G.T. non mi dice dove abita, quali lavori ha svolto in precedenza e perché li ha persi. Soprattutto non specifica né che cosa vorrebbe fare né che cosa saprebbe fare. E quella «laurea in economia», messa così, potrebbe riferirsi sia a lui sia alla «moglie inoccupata»: una sintassi malcerta che è quantomeno indizio di scarsa confidenza con la lingua italiana (e chi lo assume, con questi chiari di luna, un laureato che non sa nemmeno scrivere?). Anche «padre in difficoltà» dice poco: i due figli che età hanno? Era meglio precisarlo: fa sempre un certo effetto sull’interlocutore dal cuore tenero.
Ma quello che mi ha maggiormente stupito è che un padre di famiglia «disoccupato da più di tre anni», con «moglie anch’essa inoccupata», sia riuscito a sopravvivere fino a oggi. Devo concluderne che la «macelleria sociale» qualcosa - non dico il lesso, ma almeno la mortadella - gli ha passato in questi 36 mesi. Altrimenti di che avrebbero campato quattro persone fino a oggi?
Infine l’«urgenza di lavorare quanto prima». Se io perdessi il lavoro e non riuscissi a trovarne un altro nel giro di una settimana, credo che morirei di crepacuore. Invece G.T. riesce a convivere da tre anni con questa «urgenza». Magari non benissimo, ma ci convive. Tanto urgente non dev’essere.
Allora la domanda decisiva che vorrei porgli è la seguente: ma lei cerca un lavoro o cerca un posto? Perché vede, caro G.T., non sembra essere il lavoro a scarseggiare nel nostro Paese: semmai la voglia di lavorare. Altrimenti non si spiegherebbe per quale motivo un terzo degli infermieri sia formato da persone che provengono da 142 Stati.

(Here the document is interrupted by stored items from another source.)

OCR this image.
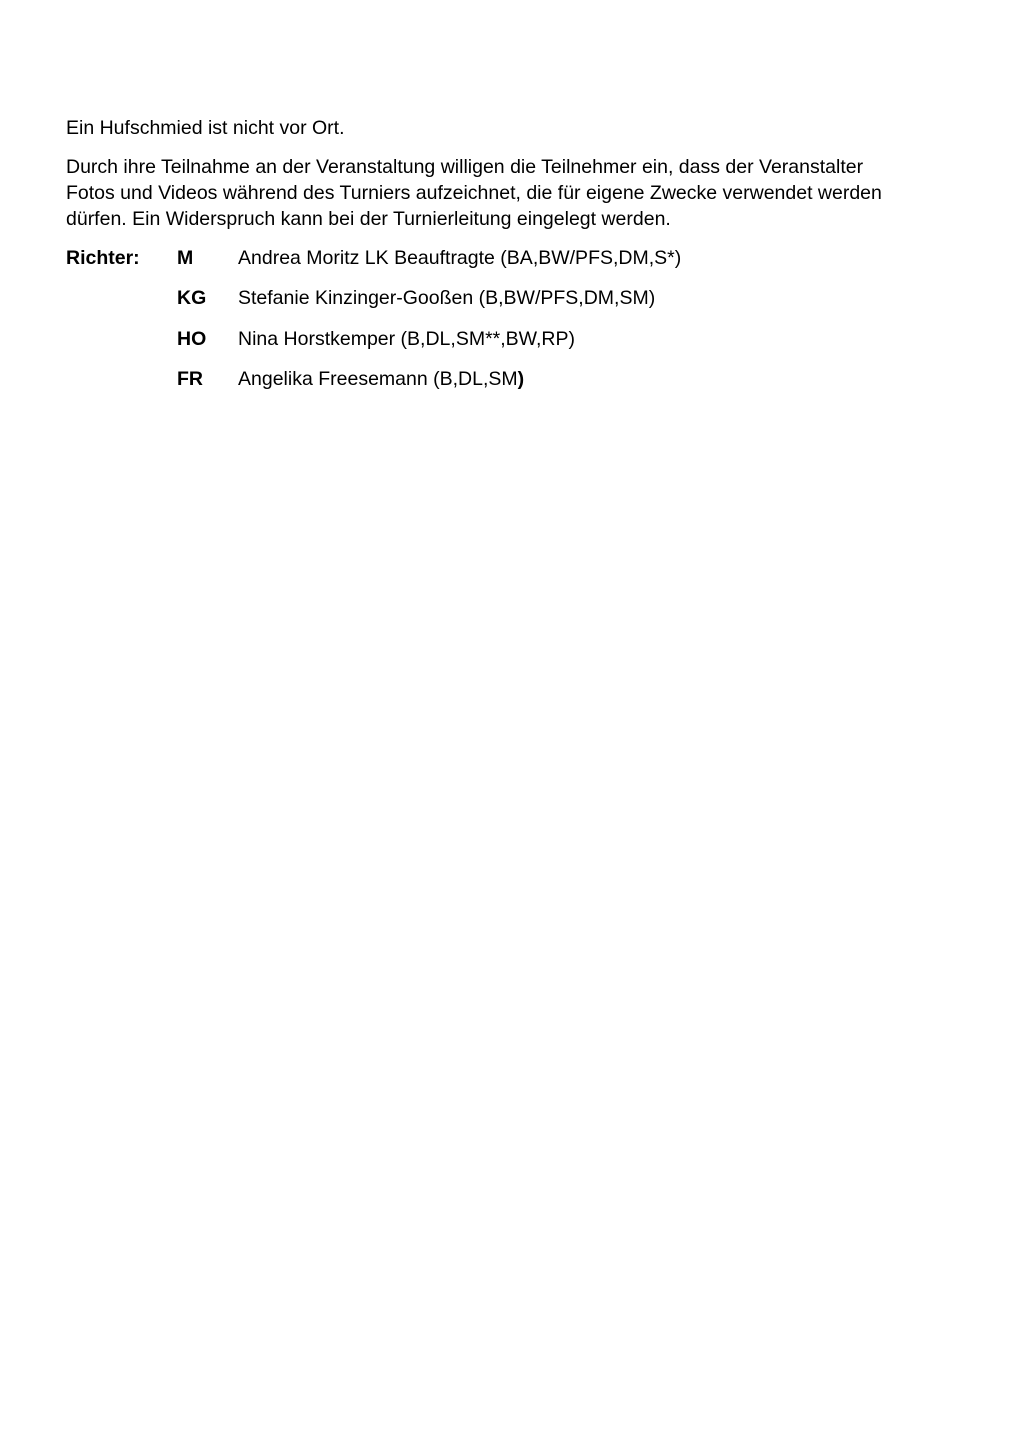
Ein Hufschmied ist nicht vor Ort.

Durch ihre Teilnahme an der Veranstaltung willigen die Teilnehmer ein, dass der Veranstalter
Fotos und Videos während des Turniers aufzeichnet, die für eigene Zwecke verwendet werden
dürfen. Ein Widerspruch kann bei der Turnierleitung eingelegt werden.

Richter: M Andrea Moritz LK Beauftragte (BA,BW/PFS,DM,S*)
KG Stefanie Kinzinger-Gooßen (B,BW/PFS,DM,SM)
HO Nina Horstkemper (B,DL,SM**,BW,RP)
FR Angelika Freesemann (B,DL,SM)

Che cos’è questa se non la prova che di connazionali disposti a lavorare, per esempio negli ospedali, non se ne trovano più?
Vogliamo continuare? In Italia gli anziani li accudiscono le badanti moldave, i clienti nei ristoranti li servono le cameriere slave, i cibi li preparano i cuochi maghrebini, le capricciose le infornano i pizzaioli egiziani, i piatti li lavano gli sguatteri senegalesi, i palazzi li costruiscono i rumeni, i muri li imbiancano gli ucraini, il latte lo mungono i sikh, i formaggi li fanno gli etiopi, gli agrumi li raccolgono gli ivoriani, le piante nei giardini le mettono a dimora gli indiani, i bar li gestiscono i cinesi, gli appartamenti li tengono in ordine i filippini e i singalesi, le pelli le conciano i ghanesi, i pacchi dei corrieri li recapitano i peruviani. Nel contempo oltre 2 milioni d’italiani si dichiarano disoccupati, proprio come lei. Mi sa che la «macelleria sociale» spesso riuscite a farvela da soli.